Wyniki fazy finałowej:
Avia Świdnik – Rekord B-B 1:1
Barca Academy Groc – Rekord B-B 0:2
MKS Piaseczno – Rekord B-B 0:1
Concordia Piotrków Trybunalski – Rekord B-B 1:1
Mazovia Mińsk Mazowiecki – Rekord B-B 1:0
AP Żyrardowianka – Rekord B-B 2:1
Sportowiec Modlniczka – Rekord B-B 1:1
Liga Konferencji – kolejność:
1. Mazovia Mińsk Mazowiecki
2. Sportowiec Modlniczka
3. Barca Academy Groc
4. Concordia Piotrków Trybunalski
5. Rekord Bielsko-Biała
6. MKS Piaseczno
7. Avia Świdnik
8. Żyrardowianka Żyrardów
Rekord U-12 Bielsko-Biała: Bryan Dybczak – Patryk Białek, Tymoteusz Dobija, Fabian Gierat, Filip Góral, Dominik Kędziora, Artur Kopka, Bartosz Kosmaty, Ignacy Kozieł, Filip Maciejny, Wojciech Steciuk, Filip Zogata, Jakub Zogata, Karol Olejniczak, Szymon Malinowski
Opinia trenera – Rafał Błażyczek: - W pierwszej kolejności chcielibyśmy całą drużyną podziękować Rodzicom za wzorową organizację wyjazdu. Co do samego turnieju, to z jednej strony nie możemy być zadowoleni z poziomu jaki prezentowaliśmy, ponieważ gra była daleka od tego, do czego się przyzwyczailiśmy. Z drugiej strony patrząc, praktycznie w każdym meczu graliśmy lepiej od przeciwników, prowadziliśmy grę, tworzyliśmy sobie sytuacje do zdobycia bramek. Jednak małe boiska, krótki czas gry i format turnieju sprawiał, że większość drużyn preferowała sposób gry znany, jako „laga bonito”, tudzież „laga na Robercika”, z czym mieliśmy duże problemy. Punktem krytycznym turnieju było spotkanie z późniejszym zwycięzcą - Jagiellonią Białystok. Mecz był całkiem wyrównany i niewiele zabrakło do zwycięstwa oraz zapewnienia sobie pierwszego miejsca w grupie. Niestety, pomimo dobrej postawy mecz zakończył się remisem 0:0, co zepchnęło nas na dalsze pozycje w turniejowej klasyfikacji. Chłopcy byli tym faktem wyraźnie podłamani i w kolejnych spotkaniach było to bardzo widoczne.

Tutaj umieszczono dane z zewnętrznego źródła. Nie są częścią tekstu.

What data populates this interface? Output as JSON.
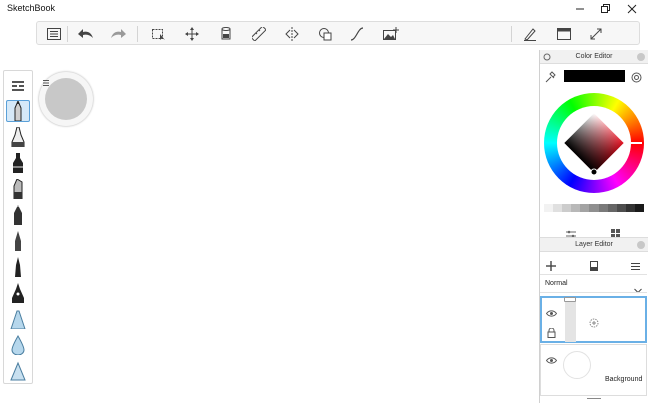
{
  "app": {
    "title": "SketchBook"
  },
  "toolbar": {
    "items": [
      "menu-icon",
      "undo-icon",
      "redo-icon",
      "select-icon",
      "move-icon",
      "fill-icon",
      "ruler-icon",
      "symmetry-icon",
      "shape-icon",
      "curve-icon",
      "add-image-icon",
      "pen-settings-icon",
      "window-icon",
      "fullscreen-icon"
    ]
  },
  "brushes": {
    "items": [
      "brush-library-icon",
      "pencil-brush",
      "inking-pen-brush",
      "marker-brush",
      "chisel-marker-brush",
      "ballpoint-brush",
      "fine-ink-brush",
      "thin-brush",
      "fountain-pen-brush",
      "airbrush-brush",
      "drop-brush",
      "triangle-brush"
    ],
    "active_index": 1
  },
  "color_editor": {
    "title": "Color Editor",
    "current_color": "#000000",
    "greys": [
      "#f2f2f2",
      "#e0e0e0",
      "#cccccc",
      "#b8b8b8",
      "#a3a3a3",
      "#8f8f8f",
      "#7a7a7a",
      "#666666",
      "#4d4d4d",
      "#333333",
      "#1a1a1a"
    ]
  },
  "layer_editor": {
    "title": "Layer Editor",
    "blend_mode": "Normal",
    "layers": [
      {
        "name": "",
        "selected": true
      },
      {
        "name": "Background",
        "selected": false
      }
    ]
  }
}
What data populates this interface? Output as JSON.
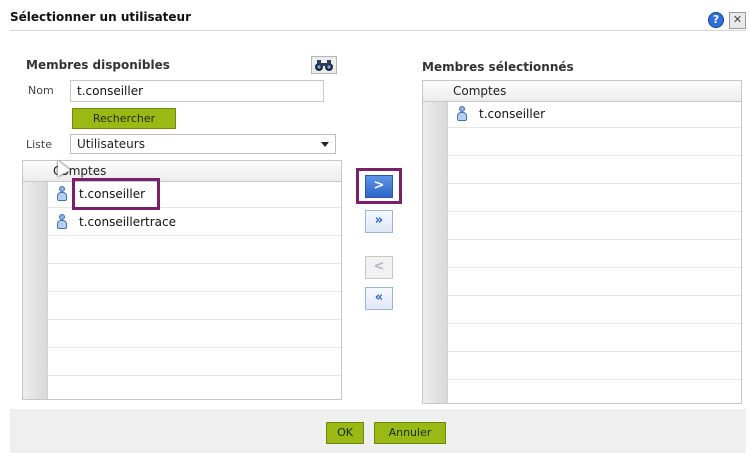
{
  "dialog": {
    "title": "Sélectionner un utilisateur",
    "help_glyph": "?",
    "close_glyph": "✕"
  },
  "available": {
    "title": "Membres disponibles",
    "name_label": "Nom",
    "name_value": "t.conseiller",
    "search_label": "Rechercher",
    "list_label": "Liste",
    "list_value": "Utilisateurs",
    "column_header": "Comptes",
    "rows": [
      {
        "label": "t.conseiller",
        "icon": "user-icon"
      },
      {
        "label": "t.conseillertrace",
        "icon": "user-icon"
      }
    ]
  },
  "transfer": {
    "add_glyph": ">",
    "add_all_glyph": "»",
    "remove_glyph": "<",
    "remove_all_glyph": "«"
  },
  "selected": {
    "title": "Membres sélectionnés",
    "column_header": "Comptes",
    "rows": [
      {
        "label": "t.conseiller",
        "icon": "user-icon"
      }
    ]
  },
  "footer": {
    "ok_label": "OK",
    "cancel_label": "Annuler"
  },
  "colors": {
    "accent_green": "#9ab915",
    "highlight_purple": "#7b1f6a",
    "button_blue": "#2e66c8"
  }
}
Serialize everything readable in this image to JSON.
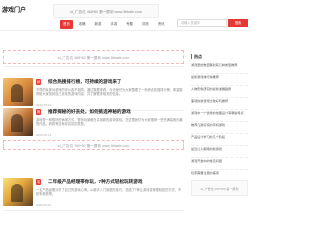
{
  "header": {
    "logo": "游戏门户",
    "top_ad": "id_广告位 468*60 第一屏到 www.9bbafe.com",
    "nav": [
      "首页",
      "攻略",
      "新游",
      "手游",
      "专题",
      "评测",
      "资讯"
    ],
    "search_placeholder": "请输入关键字",
    "search_button": "搜索"
  },
  "banners": {
    "top": "id_广告位 468*60 第一屏到 www.9bbafe.com",
    "middle": "id_广告位 760*90 第一屏到 www.9bbafe.com"
  },
  "articles": [
    {
      "tag": "综",
      "title": "综合热搜排行榜，可持续的游戏来了",
      "summary": "不同的玩家对游戏的评价各不相同，通过数据来看，今天我们为大家整理了一份综合热搜排行榜，希望能帮助大家找到自己喜欢的游戏内容，并了解更多相关的信息。",
      "date": "2023-05-12"
    },
    {
      "tag": "推",
      "title": "推荐探秘的好去处，如何挑选神秘的游戏",
      "summary": "游戏是一种很好的休闲方式，很多玩家都在寻找新的游戏体验。在这里我们为大家推荐一些充满探索乐趣的作品，看看有没有你喜欢的类型。",
      "date": "2023-05-12"
    },
    {
      "tag": "攻",
      "title": "二年级产品经理带你玩，7种方式轻松玩转游戏",
      "summary": "一名产品经理分享了自己的游戏心得，从新手入门到进阶技巧，总结了7种让游戏变得更轻松的方式，不妨来看看吧。",
      "date": "2023-05-12"
    }
  ],
  "sidebar": {
    "title": "热点",
    "items": [
      "游戏里的数值策划有几种类型推荐",
      "最新游戏排行榜推荐",
      "人物形象研究的最新发展趋势",
      "事项的新游戏比较好玩推荐",
      "游戏中一个优秀的地图设计有哪些特点",
      "推荐几款好玩的手机游戏",
      "产品设计学习的几个阶段",
      "最近让人期待的新游戏",
      "游戏开发中的常见问题",
      "玩家需要注意的事项"
    ],
    "ad": "id_广告位 250*250 第一屏到"
  }
}
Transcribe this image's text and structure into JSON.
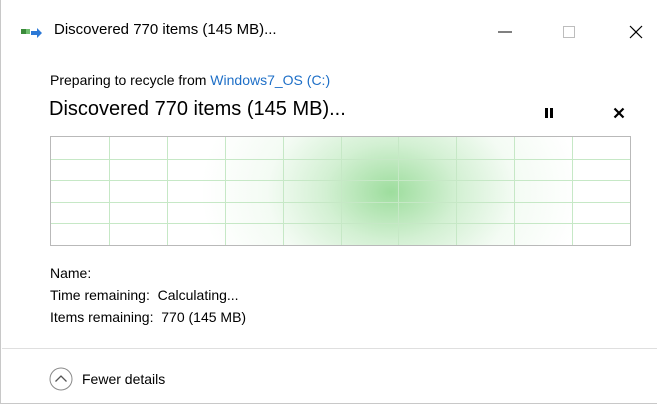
{
  "window": {
    "title": "Discovered 770 items (145 MB)...",
    "icon": "recycle-transfer-icon",
    "controls": {
      "minimize": "minimize-icon",
      "maximize": "maximize-icon",
      "close": "close-icon"
    }
  },
  "operation": {
    "subtitle_prefix": "Preparing to recycle from ",
    "subtitle_link": "Windows7_OS (C:)",
    "status": "Discovered 770 items (145 MB)...",
    "pause_icon": "pause-icon",
    "cancel_icon": "cancel-icon"
  },
  "details": {
    "name_label": "Name:",
    "time_label": "Time remaining:",
    "time_value": "Calculating...",
    "items_label": "Items remaining:",
    "items_value": "770 (145 MB)"
  },
  "footer": {
    "toggle_label": "Fewer details",
    "toggle_icon": "chevron-up-circle-icon"
  },
  "colors": {
    "link": "#1e6fc7",
    "graph_grid": "#c6e8c6",
    "graph_glow": "#8cd78c"
  }
}
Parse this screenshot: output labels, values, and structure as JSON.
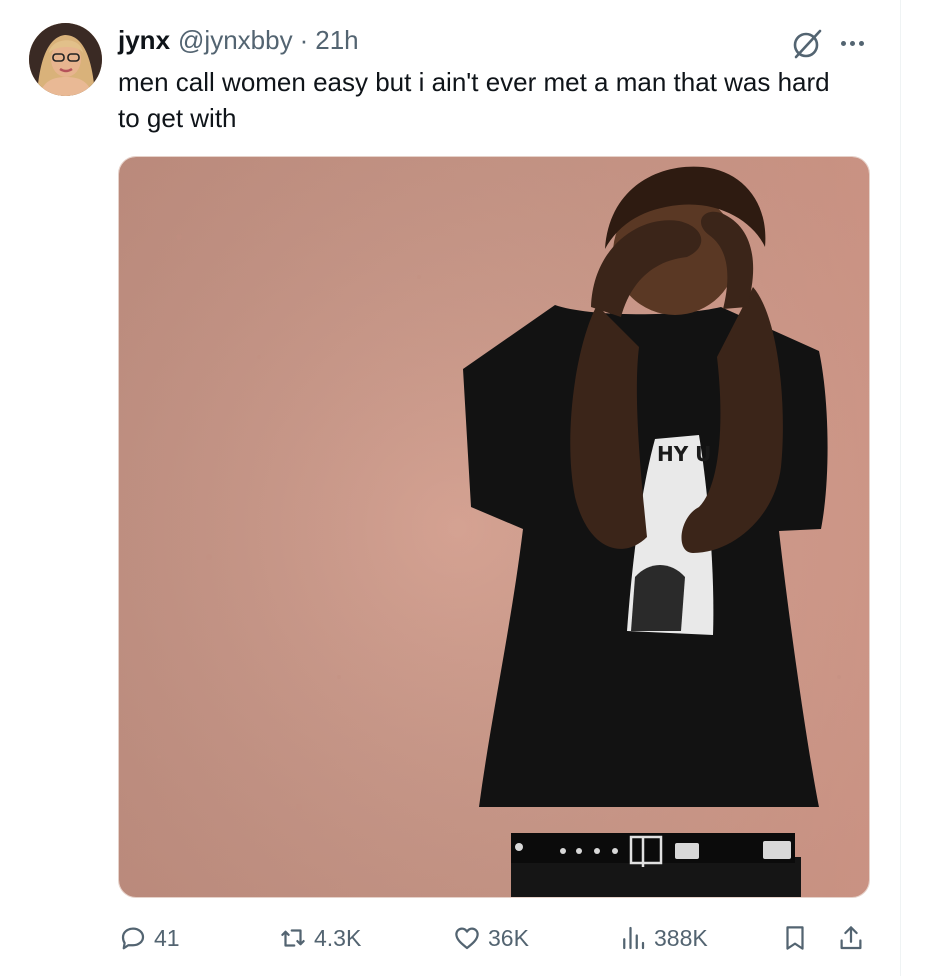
{
  "tweet": {
    "display_name": "jynx",
    "handle": "@jynxbby",
    "separator": "·",
    "time": "21h",
    "text": "men call women easy but i ain't ever met a man that was hard to get with"
  },
  "header_icons": [
    "grok-icon",
    "more-icon"
  ],
  "media": {
    "shirt_print_text": "HY U"
  },
  "actions": {
    "reply_count": "41",
    "repost_count": "4.3K",
    "like_count": "36K",
    "view_count": "388K"
  },
  "colors": {
    "text_primary": "#0f1419",
    "text_secondary": "#536471",
    "wall": "#d49f8f"
  }
}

Wniosek końcowy jest następujący - zagraliśmy przyzwoity turniej, ale daleki od naszego potencjału. W całym turnieju popełniliśmy więcej banalnych błędów, niż w poprzednich czternastu meczach ligowych. Chcąc jednak mimo wszystko doszukiwać się pozytywów skorzystam z powiedzenia „popełnianie błędów jest konieczne w procesie edukacji”. Zatem idąc tym tokiem myślenia, turniej w Grodzisku Mazowieckim dostarczył nam ogromnej dawki nauki.